The column outlines the list of intraparty grievances, e.g., centrist claims that leftwing slogans like “Defund the Police” hurt the party, countered by leftwing claims that focusing on swing voter concerns alienates the party’s activists. (IMO, there’s some truth to all of these claims because it’s a big, complex country and a big, complex political tent.)
Chait claims the “popularism” strategy (i.e., focus on popular agenda items and don’t talk about policy that doesn’t have broad support) prevails in the Biden White House. I think that’s probably true; it prevailed in the Obama White House too. The problem is that Democratic centrists have settled on creating the (bogus, FWIW) perception that they’re budget hawks as the sole flex that separates them from the progressive wing, and they’ve targeted the popular (and paid for!) programs:
One recent poll asked voters to identify the features of the Build Back Better plan that most appealed to them. The top five were, in order, adding dental and vision benefits to Medicare, home health care for the elderly and disabled, letting Medicare negotiate prescription-drug prices, Medicare coverage for hearing, and free community college. Democratic centrists in the Senate eliminated three of them from the bill completely and gutted a fourth. “Bizarrely,” observed Democratic pollster William Jordan in September, “the parts of Biden’s agenda that are most popular seem to be most at risk right now.”
The article, which is long, acknowledges the battalions of lobbyists armed with suitcases full of cash that accompany these displays of “fiscal responsibility,” which cannot be discounted as a central culprit. But Chait also makes the point that media coverage of figures like Manchin and Sinema so internalize the “view from the C-suite” that they can’t even treat the finance industry, the pharma lobby, etc., as the special interests they are.
Instead, the Beltway media portray strapped college students, poor single moms, people who are dependent on insulin, etc., as “specialist interests” whom these centrists nobly stiff-arm in the name of prudence:
Embattled Democrats have not staged any high-profile gestures to distance themselves from their party on policing, abortion, or guns. Manchin is not walking around toting copies of the lesser-known offensive editions of Dr. Seuss. Instead, moderate Democrats, noted Politico, “tout the Chamber’s backing to bolster their bipartisan cred in swing districts.” While Fox News is blaring constant coverage of cancellations in elite liberal milieus, centrist Democrats focus on blocking the cancellation of billionaire tax loopholes. The Chamber of Commerce has filled a vacuum where the shaping of a culturally moderate wing of the Democratic Party ought to exist.
An Axios story praised Sinema for defying the “woke politics” of her liberal colleagues. Woke has long since escaped its origins in the social-justice left to become a pejorative term that stands for a set of social and cultural norms. But what Sinema has broken away from is not any social-liberal shibboleths but the party’s traditional working-class agenda.
The irony is that the BBB plan as originally outlined was far more fiscally prudent than the infrastructure bill centrists Democrats were so keen to pass.
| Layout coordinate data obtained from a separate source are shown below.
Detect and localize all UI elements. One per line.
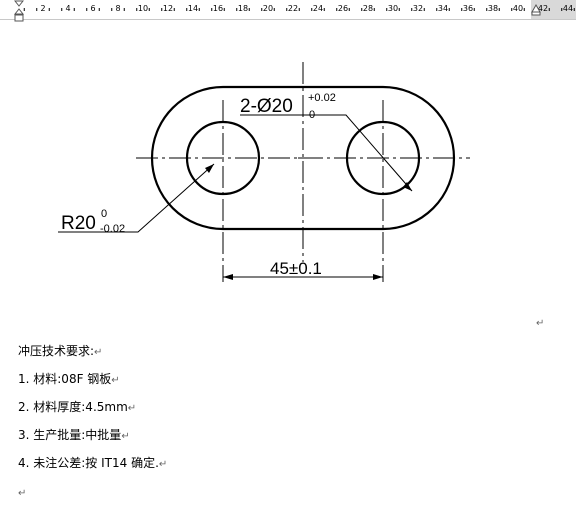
stamping-part-drawing: 2-Ø20 +0.02 0 R20 0 -0.02 45±0.1: [58, 62, 470, 282]
paragraph-mark: ↵: [536, 318, 545, 329]
hole-diameter-label: 2-Ø20: [240, 96, 293, 117]
ruler-number: 20: [262, 4, 274, 13]
requirements-heading: 冲压技术要求:↵: [18, 344, 102, 360]
dim-arrow-right: [373, 274, 383, 280]
ruler-number: 8: [115, 4, 121, 13]
ruler-number: 6: [90, 4, 96, 13]
ruler-number: 14: [187, 4, 199, 13]
ruler-number: 32: [412, 4, 424, 13]
requirement-text: 4. 未注公差:按 IT14 确定.: [18, 456, 159, 470]
paragraph-mark: ↵: [127, 403, 137, 414]
ruler-number: 12: [162, 4, 174, 13]
paragraph-mark: ↵: [111, 375, 120, 386]
ruler-number: 24: [312, 4, 324, 13]
requirement-item: 2. 材料厚度:4.5mm↵: [18, 400, 136, 416]
hole-diameter-upper-tol: +0.02: [308, 92, 336, 104]
ruler-number: 4: [65, 4, 71, 13]
radius-upper-tol: 0: [101, 208, 107, 220]
ruler-number: 34: [437, 4, 449, 13]
requirement-text: 1. 材料:08F 钢板: [18, 372, 112, 386]
ruler-number: 36: [462, 4, 474, 13]
hole-leader: [240, 114, 413, 192]
paragraph-mark: ↵: [18, 488, 27, 499]
hole-diameter-lower-tol: 0: [309, 109, 315, 121]
ruler-number: 38: [487, 4, 499, 13]
requirement-item: 3. 生产批量:中批量↵: [18, 428, 130, 444]
ruler-number: 18: [237, 4, 249, 13]
horizontal-ruler[interactable]: 2 4 6 8 10 12 14 16 18 20 22 24 26 28 30 32 34 36 38 40 42 44: [0, 0, 576, 22]
paragraph-mark: ↵: [158, 459, 168, 470]
requirement-item: 1. 材料:08F 钢板↵: [18, 372, 120, 388]
ruler-number: 40: [512, 4, 524, 13]
requirement-item: 4. 未注公差:按 IT14 确定.↵: [18, 456, 167, 472]
radius-lower-tol: -0.02: [100, 223, 125, 235]
ruler-number: 22: [287, 4, 299, 13]
ruler-number: 2: [40, 4, 46, 13]
radius-leader-arrow: [205, 164, 214, 173]
requirement-text: 3. 生产批量:中批量: [18, 428, 122, 442]
indent-marker-icon[interactable]: [14, 0, 24, 22]
requirement-text: 2. 材料厚度:4.5mm: [18, 400, 128, 414]
ruler-number: 10: [137, 4, 149, 13]
ruler-number: 30: [387, 4, 399, 13]
paragraph-mark: ↵: [121, 431, 130, 442]
tab-stop-icon[interactable]: [531, 4, 541, 16]
center-lines: [136, 62, 470, 282]
heading-text: 冲压技术要求:: [18, 344, 95, 358]
paragraph-mark: ↵: [94, 347, 103, 358]
radius-label: R20: [61, 213, 96, 234]
ruler-number: 26: [337, 4, 349, 13]
ruler-number: 44: [562, 4, 574, 13]
dim-arrow-left: [223, 274, 233, 280]
spacing-dimension-label: 45±0.1: [270, 259, 322, 278]
hole-leader-arrow: [403, 182, 412, 191]
ruler-number: 16: [212, 4, 224, 13]
ruler-number: 28: [362, 4, 374, 13]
In concept, BBB was paid for by raising taxes on the wealthy, going after tax cheats and empowering Medicare to negotiate for pharmaceuticals. But the party’s centrists have branded the bill as leftwing “entitlement” overreach, and they’re trying like hell to strip out all the means to pay for it.
We’ll see what happens. I’m more optimistic than I was that something will pass. But I think it’s important to acknowledge that the brand of “centrism” on display at the rightward edge of the Democratic caucus isn’t aligned with the “conservatism” espoused by the majority of those pols’ constituents. At all.